Au moins 1 milliard $ de fonds publics par année
Les droits de course que versent l’ensemble des pays hôtes au circuit pour obtenir le droit d’accueillir un grand prix représentent environ 1 milliard de dollars par année, issus de fonds publics. Au Canada, les trois ordres de gouvernement auront versé entre 2009 et 2031 environ 400 millions de dollars aux propriétaires du circuit. En plus de ce montant faramineux, la construction et l’entretien du principal actif de la Formule 1, les pistes de course sont aux frais des pays hôtes. À Montréal, environ 100 millions de dollars ont été dépensés depuis 2017 pour l’entretien du circuit Gilles-Villeneuve.
En retour, les propriétaires de la Formule 1 répètent ad nauseam et souvent à partir d’études qu’elles commanditent que le circuit génère d’importantes retombées économiques. Or, un article scientifique, le plus exhaustif à ce jour, parvient à une conclusion inverse et établit sur la base des courses tenues en sol européen entre 1990 et 2017 que les retombées économiques de celles-ci sont inférieures aux fonds publics injectés.
À qui bénéficient ces fonds publics?
L’entreprise propriétaire du circuit de la Formule 1, Liberty Media, parvient à dégager des profits à la condition que le circuit soit soutenu en bonne partie par les impôts des contribuables du monde entier. Cela n’empêche toutefois pas cette entreprise de transférer ses profits dans des paradis fiscaux. Depuis 2021, elle a en effet déclaré 755 millions de dollars de profits nets au Luxembourg, sur lesquels elle s’est acquittée de 91 000$ d’impôts, soit un taux d’imposition estimé de 0,0001%.
Le tableau suivant présente l’ensemble des propriétaires des écuries de Formule 1, sans égard à la part relative détenue. On y retrouve tous les types d’investisseurs possibles.

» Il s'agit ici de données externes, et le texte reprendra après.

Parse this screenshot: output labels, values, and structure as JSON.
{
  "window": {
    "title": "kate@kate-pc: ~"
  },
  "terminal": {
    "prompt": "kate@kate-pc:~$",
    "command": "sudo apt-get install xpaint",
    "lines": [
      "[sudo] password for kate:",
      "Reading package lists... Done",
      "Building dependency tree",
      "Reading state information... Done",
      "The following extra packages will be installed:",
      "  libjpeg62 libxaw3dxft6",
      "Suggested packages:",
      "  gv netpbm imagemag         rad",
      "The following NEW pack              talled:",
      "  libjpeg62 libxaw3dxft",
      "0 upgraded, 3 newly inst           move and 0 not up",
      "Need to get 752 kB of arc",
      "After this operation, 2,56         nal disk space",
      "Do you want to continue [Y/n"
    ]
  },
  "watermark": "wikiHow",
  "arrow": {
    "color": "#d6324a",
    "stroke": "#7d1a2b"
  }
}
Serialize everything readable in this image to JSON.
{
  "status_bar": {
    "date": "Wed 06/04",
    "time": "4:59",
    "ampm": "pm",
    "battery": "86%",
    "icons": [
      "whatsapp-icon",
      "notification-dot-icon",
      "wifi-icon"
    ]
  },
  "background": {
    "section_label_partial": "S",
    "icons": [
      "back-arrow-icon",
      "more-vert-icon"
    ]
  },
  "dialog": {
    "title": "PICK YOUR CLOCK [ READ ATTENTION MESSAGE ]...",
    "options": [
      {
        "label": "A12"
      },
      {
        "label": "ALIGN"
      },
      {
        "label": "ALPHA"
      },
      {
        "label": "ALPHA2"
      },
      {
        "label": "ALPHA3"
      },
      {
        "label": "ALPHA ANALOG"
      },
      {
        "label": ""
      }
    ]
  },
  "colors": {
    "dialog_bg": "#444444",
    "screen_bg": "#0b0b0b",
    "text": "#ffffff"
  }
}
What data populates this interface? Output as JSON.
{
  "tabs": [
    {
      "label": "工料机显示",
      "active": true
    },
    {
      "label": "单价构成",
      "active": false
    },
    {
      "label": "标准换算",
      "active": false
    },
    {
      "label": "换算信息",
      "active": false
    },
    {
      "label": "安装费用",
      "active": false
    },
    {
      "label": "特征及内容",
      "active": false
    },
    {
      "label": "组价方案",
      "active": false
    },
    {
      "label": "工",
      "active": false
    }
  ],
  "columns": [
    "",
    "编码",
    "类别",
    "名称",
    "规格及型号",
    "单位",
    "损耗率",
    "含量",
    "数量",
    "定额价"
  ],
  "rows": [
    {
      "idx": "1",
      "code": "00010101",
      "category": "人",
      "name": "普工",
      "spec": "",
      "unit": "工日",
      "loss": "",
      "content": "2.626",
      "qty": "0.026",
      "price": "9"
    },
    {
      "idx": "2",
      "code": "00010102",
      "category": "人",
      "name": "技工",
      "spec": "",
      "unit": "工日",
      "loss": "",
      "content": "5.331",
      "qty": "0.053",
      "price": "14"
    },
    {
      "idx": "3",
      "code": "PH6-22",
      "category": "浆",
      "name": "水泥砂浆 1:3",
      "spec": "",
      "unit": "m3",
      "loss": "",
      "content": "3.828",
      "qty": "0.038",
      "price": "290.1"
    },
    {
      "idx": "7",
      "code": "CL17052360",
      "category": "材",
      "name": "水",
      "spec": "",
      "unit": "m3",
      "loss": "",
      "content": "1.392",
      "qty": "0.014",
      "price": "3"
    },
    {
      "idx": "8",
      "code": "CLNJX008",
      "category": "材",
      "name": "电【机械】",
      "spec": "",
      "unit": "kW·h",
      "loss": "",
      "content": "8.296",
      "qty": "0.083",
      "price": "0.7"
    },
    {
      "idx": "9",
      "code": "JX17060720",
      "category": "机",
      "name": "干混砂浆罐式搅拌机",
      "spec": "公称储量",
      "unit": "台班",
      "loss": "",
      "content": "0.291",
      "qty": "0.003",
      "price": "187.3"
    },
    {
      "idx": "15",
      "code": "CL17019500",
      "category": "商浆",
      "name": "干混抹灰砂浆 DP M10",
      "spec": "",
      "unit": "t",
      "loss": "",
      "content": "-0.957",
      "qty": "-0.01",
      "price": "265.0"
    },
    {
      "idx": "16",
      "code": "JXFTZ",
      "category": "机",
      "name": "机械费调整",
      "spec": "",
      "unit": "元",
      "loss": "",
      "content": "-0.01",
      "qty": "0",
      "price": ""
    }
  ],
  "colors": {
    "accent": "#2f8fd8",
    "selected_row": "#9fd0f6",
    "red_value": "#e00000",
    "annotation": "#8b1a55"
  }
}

Le tableau précédent renferme un éventail d’investisseurs: des milliardaires, des athlètes professionnels, des fonds d’investissement souverains et privés, des entreprises manufacturières, une société pétrochimique, etc. Il est stupéfiant de constater que leur enrichissement respectif dans le cadre de la détention d’une écurie de Formule 1 repose en bonne partie sur des fonds publics issus des droits de course et de l’entretien des infrastructures du circuit. À titre indicatif, l’écurie Ferrari est par exemple évaluée à 4,78 milliards de dollars US. Si les écuries étaient sevrées des fonds publics qui rendent possibles les courses, elles ne pourraient probablement pas exister, et encore moins dégager des bénéfices.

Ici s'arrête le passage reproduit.